Tuesday, December 22, 2009

Will I survive the snow days??!!


Will I survive the snow days?
I love my children, don't get me wrong. These little bundles of joy that I have cared for since before birth have brought me immense joy...and other mental issues. I'm not sure when it happened but my cute little bouncing boys have become insane tornados leaving chaos and destruction in their wake. i am becoming a casuality. I'm waiting on someone to declare a state of emergency in my home. The snow is a foot deep...Harley is almost 3 feet tall. Makes walking an issue. It was fun at first. The snowmen, the snowball fights, running and jumping in the white fluffiness. I had to make them come inside for fear of frostbite. Today, 5 days later, the snow is still here but it's not the fun, fluffy stuff anymore and my kids have figured it out. Running and jumping in the snow has morphed into running and jumping on my furniture. Here is the conversation we had this morning.
me: Hey guys wanna go outside?
them: (in unison) NO! it's too cold
me: come on.. its not that cold
them: there are icecycles mom
me: please go outside
them: no
me: please
them: no
me: it's gonna melt soon
them: good. we'll go outside when it melts.

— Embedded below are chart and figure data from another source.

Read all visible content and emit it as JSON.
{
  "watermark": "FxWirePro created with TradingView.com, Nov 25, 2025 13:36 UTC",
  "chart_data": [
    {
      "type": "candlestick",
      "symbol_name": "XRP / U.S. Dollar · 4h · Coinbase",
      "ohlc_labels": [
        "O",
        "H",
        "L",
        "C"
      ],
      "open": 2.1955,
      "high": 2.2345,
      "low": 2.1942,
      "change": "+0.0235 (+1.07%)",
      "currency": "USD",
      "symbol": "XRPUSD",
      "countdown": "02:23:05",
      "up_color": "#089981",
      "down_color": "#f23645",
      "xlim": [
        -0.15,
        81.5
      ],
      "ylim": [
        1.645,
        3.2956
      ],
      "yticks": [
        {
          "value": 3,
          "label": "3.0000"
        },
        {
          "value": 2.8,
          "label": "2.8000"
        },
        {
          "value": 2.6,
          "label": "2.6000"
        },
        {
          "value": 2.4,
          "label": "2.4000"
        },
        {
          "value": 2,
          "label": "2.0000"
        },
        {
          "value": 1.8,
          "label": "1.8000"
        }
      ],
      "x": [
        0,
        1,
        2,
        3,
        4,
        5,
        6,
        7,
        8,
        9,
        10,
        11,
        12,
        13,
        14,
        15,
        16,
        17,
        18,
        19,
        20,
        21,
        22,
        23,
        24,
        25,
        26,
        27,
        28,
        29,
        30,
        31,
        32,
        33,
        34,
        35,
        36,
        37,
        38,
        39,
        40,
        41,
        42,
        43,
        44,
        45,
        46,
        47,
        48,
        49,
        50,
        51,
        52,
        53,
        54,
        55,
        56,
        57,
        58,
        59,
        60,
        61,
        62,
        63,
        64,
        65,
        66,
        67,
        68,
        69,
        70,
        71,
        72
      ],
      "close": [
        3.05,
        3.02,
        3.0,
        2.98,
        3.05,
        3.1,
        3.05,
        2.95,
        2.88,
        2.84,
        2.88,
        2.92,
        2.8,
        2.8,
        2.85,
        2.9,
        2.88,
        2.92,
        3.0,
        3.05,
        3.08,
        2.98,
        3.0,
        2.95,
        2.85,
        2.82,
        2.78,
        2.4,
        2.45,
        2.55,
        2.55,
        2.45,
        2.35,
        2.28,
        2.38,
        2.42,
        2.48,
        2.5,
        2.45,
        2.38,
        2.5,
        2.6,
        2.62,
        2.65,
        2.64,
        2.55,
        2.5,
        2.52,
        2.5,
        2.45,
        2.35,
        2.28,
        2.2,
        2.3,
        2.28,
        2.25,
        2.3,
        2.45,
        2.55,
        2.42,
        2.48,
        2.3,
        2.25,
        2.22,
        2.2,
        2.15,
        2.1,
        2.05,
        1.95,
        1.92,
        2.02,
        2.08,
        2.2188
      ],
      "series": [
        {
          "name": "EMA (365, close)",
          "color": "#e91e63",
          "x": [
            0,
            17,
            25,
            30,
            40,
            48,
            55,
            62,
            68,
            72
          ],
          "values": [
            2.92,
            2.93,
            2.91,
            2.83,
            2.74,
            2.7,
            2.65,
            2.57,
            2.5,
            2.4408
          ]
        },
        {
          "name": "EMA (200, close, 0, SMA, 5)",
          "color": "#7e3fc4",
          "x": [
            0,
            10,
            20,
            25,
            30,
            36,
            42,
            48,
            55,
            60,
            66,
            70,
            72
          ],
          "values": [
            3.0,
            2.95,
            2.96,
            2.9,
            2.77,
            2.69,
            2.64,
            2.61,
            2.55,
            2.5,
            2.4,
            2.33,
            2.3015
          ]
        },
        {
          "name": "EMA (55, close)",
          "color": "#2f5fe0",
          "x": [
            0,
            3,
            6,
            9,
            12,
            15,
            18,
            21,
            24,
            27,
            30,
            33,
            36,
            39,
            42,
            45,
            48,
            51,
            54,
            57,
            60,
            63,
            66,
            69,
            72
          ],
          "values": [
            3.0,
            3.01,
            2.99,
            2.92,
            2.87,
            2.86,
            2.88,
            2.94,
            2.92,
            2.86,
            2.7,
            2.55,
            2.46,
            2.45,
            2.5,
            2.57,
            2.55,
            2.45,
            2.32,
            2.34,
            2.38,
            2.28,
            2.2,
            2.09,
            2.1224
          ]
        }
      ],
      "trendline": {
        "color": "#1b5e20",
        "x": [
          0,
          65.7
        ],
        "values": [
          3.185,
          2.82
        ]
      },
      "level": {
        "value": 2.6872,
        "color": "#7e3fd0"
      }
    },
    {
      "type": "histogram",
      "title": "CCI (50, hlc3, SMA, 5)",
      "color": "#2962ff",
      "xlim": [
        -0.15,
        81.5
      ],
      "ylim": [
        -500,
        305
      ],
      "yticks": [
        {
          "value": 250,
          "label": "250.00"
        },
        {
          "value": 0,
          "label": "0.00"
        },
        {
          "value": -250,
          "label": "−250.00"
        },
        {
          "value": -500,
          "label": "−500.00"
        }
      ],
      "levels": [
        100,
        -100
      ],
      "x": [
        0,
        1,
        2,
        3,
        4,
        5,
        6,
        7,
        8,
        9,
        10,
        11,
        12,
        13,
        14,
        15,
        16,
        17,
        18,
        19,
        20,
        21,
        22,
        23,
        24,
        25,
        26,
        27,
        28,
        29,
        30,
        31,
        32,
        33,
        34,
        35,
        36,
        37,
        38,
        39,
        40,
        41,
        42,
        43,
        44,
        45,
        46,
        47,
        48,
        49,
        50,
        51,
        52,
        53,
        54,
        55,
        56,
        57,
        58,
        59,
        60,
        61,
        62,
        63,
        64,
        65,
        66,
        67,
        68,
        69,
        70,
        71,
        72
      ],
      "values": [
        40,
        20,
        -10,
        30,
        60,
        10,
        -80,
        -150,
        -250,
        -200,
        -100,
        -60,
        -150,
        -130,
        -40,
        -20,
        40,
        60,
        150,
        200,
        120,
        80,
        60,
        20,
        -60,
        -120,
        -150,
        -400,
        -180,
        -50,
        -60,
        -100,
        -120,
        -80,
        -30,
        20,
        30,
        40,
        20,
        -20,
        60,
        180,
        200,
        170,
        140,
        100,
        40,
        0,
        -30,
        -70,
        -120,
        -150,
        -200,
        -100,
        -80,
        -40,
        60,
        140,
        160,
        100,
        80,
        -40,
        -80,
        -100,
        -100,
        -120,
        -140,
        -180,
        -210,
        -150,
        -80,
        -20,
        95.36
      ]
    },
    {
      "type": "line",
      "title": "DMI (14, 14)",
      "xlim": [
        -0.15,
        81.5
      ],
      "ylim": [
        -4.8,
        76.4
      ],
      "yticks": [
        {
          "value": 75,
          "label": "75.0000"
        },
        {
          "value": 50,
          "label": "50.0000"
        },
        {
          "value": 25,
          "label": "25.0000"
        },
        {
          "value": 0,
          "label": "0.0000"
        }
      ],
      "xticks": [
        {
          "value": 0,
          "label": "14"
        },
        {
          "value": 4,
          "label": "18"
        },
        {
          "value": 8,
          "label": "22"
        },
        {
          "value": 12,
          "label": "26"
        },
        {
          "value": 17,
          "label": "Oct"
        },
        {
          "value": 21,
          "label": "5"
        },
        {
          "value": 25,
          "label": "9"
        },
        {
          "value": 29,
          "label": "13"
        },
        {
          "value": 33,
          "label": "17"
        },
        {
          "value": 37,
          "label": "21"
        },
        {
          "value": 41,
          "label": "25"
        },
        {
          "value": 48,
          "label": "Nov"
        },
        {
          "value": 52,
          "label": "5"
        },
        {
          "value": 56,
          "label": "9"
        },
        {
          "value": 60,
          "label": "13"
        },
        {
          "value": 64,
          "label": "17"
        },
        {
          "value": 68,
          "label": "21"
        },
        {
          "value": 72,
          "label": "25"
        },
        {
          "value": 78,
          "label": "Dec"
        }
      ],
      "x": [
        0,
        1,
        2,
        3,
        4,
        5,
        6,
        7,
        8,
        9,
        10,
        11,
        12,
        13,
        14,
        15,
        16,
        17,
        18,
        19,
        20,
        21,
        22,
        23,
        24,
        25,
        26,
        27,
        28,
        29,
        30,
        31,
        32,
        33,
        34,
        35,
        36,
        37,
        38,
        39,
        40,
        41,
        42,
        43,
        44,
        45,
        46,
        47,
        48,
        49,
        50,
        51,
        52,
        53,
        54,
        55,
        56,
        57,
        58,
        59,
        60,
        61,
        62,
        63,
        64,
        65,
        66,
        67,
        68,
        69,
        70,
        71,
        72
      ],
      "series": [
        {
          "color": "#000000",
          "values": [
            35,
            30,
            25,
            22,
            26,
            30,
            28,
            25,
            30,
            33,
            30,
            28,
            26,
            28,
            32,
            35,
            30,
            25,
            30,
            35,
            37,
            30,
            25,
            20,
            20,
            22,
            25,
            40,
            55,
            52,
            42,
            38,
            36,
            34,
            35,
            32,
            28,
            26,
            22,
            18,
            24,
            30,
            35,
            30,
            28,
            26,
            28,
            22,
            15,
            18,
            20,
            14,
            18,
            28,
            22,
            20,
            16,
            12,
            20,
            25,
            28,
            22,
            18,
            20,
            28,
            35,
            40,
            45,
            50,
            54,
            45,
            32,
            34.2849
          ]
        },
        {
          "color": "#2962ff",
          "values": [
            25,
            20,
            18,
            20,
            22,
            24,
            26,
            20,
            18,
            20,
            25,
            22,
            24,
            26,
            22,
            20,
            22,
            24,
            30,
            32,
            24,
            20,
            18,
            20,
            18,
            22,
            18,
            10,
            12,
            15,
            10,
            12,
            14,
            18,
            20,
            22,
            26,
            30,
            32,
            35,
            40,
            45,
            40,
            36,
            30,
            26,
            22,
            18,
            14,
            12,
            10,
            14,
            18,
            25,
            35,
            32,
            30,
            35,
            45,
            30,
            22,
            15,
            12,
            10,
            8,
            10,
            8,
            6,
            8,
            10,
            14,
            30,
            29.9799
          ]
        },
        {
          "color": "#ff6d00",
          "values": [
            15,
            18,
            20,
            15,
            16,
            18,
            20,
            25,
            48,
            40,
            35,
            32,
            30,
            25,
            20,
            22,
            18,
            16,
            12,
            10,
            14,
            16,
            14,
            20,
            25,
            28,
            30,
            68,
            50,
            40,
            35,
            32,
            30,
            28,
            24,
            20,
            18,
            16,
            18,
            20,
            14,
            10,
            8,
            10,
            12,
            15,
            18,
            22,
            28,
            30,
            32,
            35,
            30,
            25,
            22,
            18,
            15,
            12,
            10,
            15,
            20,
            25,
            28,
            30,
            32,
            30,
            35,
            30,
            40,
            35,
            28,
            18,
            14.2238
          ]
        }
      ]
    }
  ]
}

So now i'm sitting here watching them run around like crazy people and i have no control. but at least they are happy.
Will I survive these snow days? Maybe not.

Friday, December 11, 2009

Coupons

ok. so. this coupon thing didn't work out so well.
it started out ok. I followed some links that some friends recommended. I have heard many good things from many different people and so I decided to try it. I found some good deals on alot of stuff. However one website said that I had to download a certain program for coupon printing so I decided better of it and started over. After a couple of different places said the same thing I assumed this was something that I had to do. So I did. I printed out a few coupons. I just wanted to check a see if the store would actually honor these so I didn't want to do to many.
i haven't been able to use my computer since.
i have a virus
i also have a program that's not supposed to let that happen
but anyway, back to the coupons
I haven't even tried them honestly. I just don't think that even if it does work i would care
75 cents off Downy or $100 dollars to repair my computer. hmm. let's think about it.

Tuesday, December 8, 2009

I can do this

Ok so today is day 1 of the, for lack of a better term, the 'new' me. I can do this. I repeat this over and over to myself. I can do this. See I told you. IT doesnt stop. Even when I want to forget about IT it's there. Taunting me. Laughing at me. IT scares me, IT actually causes me to tremble. By tremble I dont mean like "cold chill" tremble, I mean full out convulsions. Makes people stare kinda stuff. What is IT?, you ask. It is Maturity. Coming at me full force. I didnt think it would happen like this. But I can say that I have avoided it so long it's gonna take something drastic...so I've done this to myself. It still sucks. I'm really trying to figure this all out. When I quit a nice paying job with a position close to the top and a very good salary to be a stay at home mom my initial reaction was WOOHOO VACATION! That attitude has stuck with me. I don't have a job, I can do anything I want. But life is not a vacation. Reality has sunk in and I want to run screaming.
I can do this.

Monday, December 7, 2009

Getting the hang of it

So i have decided that instead of sitting here talking to myself I should try out this blogging thing. I've heard alot about it so I'm kinda curious to see how it goes. I am completely random and I can pretty much bet that there will be some things on here that make you wonder. If you do just understand that I am having "one of those days". Some days I need to talk to someone other than a 14 month old so maybe this will help that craving.